Ahead of its earnings report (statement) Thursday Juniper made the Johnson news official. The company has hired Kevin Johnson, who used to run Microsoft's platform and services division, which was split up by the software giant. And judging from Juniper's announcement Johnson is walking into a good situation.
On the Microsoft side of the equation it's unclear whether Johnson left because he'd never be CEO or because the Yahoo deal was never completed. On the Juniper side of this equation, Kriens said his replacement was hired because he knows how to scale and is a strong operational executive. Juniper wants to hit $5 billion in annual revenue and then $10 billion. Johnson has seen those leaps and all the challenges that go with them.
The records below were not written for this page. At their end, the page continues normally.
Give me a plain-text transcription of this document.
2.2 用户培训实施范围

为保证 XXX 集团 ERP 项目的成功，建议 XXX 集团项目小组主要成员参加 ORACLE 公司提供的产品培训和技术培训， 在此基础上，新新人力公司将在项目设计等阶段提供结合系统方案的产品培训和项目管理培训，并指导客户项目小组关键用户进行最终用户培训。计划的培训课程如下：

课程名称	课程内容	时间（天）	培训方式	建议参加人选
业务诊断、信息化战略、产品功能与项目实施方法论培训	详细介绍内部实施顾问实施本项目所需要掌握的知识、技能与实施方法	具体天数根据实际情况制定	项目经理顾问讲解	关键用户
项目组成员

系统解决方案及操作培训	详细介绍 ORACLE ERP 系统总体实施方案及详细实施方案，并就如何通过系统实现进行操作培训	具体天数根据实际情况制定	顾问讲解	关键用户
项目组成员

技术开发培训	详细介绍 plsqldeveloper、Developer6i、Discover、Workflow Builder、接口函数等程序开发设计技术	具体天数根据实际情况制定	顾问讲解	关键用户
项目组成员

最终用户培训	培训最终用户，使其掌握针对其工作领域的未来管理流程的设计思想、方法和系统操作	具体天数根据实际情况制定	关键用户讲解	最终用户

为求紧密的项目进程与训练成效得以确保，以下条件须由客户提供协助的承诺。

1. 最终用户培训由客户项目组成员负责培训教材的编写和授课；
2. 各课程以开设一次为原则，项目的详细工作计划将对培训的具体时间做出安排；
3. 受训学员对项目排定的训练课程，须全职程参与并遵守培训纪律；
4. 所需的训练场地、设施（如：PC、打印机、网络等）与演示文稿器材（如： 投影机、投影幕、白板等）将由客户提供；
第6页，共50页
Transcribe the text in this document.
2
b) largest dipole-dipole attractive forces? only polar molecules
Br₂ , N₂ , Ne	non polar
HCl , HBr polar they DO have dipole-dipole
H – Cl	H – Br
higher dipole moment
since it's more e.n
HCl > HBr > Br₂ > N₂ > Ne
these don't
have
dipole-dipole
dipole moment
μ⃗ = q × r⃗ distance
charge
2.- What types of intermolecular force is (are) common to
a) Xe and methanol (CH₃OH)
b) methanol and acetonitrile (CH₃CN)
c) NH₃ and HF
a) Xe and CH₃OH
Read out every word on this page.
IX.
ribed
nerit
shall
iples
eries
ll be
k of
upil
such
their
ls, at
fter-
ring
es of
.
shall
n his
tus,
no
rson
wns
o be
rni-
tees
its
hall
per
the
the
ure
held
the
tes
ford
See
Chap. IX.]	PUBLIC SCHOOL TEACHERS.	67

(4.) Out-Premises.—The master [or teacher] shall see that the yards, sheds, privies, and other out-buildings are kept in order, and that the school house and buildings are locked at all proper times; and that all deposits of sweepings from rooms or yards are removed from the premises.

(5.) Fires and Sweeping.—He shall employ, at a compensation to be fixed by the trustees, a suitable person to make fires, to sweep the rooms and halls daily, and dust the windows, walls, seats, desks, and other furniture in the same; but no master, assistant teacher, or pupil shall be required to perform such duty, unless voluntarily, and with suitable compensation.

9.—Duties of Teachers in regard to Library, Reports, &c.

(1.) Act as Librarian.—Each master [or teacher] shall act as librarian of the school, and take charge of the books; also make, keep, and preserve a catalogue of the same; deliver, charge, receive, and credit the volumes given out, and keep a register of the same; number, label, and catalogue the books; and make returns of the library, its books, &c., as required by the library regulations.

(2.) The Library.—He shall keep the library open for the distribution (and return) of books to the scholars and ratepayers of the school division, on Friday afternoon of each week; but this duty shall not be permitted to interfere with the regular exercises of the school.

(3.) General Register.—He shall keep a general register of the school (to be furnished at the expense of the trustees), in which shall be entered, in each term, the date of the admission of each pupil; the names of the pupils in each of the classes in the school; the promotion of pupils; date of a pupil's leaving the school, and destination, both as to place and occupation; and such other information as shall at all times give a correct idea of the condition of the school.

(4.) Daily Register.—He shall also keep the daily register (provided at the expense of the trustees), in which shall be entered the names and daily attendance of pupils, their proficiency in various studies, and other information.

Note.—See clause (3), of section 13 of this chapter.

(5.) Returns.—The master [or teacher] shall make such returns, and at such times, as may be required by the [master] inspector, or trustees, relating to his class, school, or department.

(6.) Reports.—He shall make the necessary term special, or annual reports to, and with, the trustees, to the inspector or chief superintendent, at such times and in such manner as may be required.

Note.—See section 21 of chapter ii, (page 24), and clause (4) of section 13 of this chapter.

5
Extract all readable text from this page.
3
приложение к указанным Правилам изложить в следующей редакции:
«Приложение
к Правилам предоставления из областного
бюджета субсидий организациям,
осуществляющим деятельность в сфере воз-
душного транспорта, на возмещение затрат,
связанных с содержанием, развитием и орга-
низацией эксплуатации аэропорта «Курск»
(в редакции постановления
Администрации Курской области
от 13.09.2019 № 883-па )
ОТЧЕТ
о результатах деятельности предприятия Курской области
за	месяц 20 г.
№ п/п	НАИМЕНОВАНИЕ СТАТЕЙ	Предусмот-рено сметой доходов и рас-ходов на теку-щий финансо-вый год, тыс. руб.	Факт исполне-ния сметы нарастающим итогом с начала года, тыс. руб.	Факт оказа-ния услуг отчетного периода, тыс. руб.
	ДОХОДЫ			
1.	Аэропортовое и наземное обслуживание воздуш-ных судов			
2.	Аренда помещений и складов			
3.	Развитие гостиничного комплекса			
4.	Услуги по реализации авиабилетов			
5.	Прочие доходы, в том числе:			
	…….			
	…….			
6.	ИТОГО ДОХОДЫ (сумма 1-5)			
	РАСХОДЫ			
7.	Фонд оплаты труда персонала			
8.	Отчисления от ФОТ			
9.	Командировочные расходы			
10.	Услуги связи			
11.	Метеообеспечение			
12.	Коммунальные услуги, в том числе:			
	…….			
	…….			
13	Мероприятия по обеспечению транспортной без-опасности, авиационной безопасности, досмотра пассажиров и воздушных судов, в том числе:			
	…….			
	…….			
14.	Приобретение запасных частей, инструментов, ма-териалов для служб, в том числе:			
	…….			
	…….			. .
"The goal was to hire the best possible executive we can find and someone I could put this company in the hands of," said Kriens on an earnings conference call. Kriens, who will remain as chairman and focus on strategy, said Johnson "has capabilities on the sales and engineering side" that will be necessary as the company grows. He added:
"Kevin is one of the world class executives. He adds to Juniper's culture and has experience at scale. Kevin is going to enhance this team in some powerful ways. I'll also be very active on an ongoing basis on strategy and leadership and talent evaluation. We are fantastically staffed to make the most of Juniper's opportunities. This is a team that's incredibly capable."
Kriens added that the company was seeing "consistent success" in enterprise accounts and joining customers at the network planning table. Juniper is also seeing this strength across industries including financial services.
It's clear that Johnson is inheriting a company that has a good stride and is a strong No. 2 to Cisco Systems. In the second quarter, Juniper reported net income of $120.4 million, or 22 cents a share, on revenue of $879 million. Revenue was up 32 percent from a year ago. Excluding items, Juniper's earnings were 28 cents a share, a penny ahead of Wall Street estimates from Thomson Financial.
And the outlook was good too. The biggest takeaway: Demand among services providers and enterprises was strong. Juniper projected third quarter revenue of $925 million to $935 million with non-GAAP earnings per share of 29 cents a share to 30 cents a share. For the full year, Juniper raised its outlook to $3.59 billion to $3.63 billion with earnings per share of $1.14 to $1.17. Wall Street was expecting earnings 29 cents a share for the third quarter and $1.13 for the year.
By the numbers:
- Juniper's operating margin in the second quarter was 18.3 percent, up from 13 percent a year ago. The company credited lower expenses and revenue growth from its high-end T and M series networking products.
- On July 7, Juniper released its 10th on-time quarterly release of the JUNOS network operating system.
- Infrastructure product revenue in the second quarter was $575.9 million, up from $402.8 million a year ago. Service revenue was $96.5 million, up from $78 million. Service layer technology product revenue was $147.9 million, up from $138 million a year ago. Service layer services revenue was $58.6 million, up from $45 million.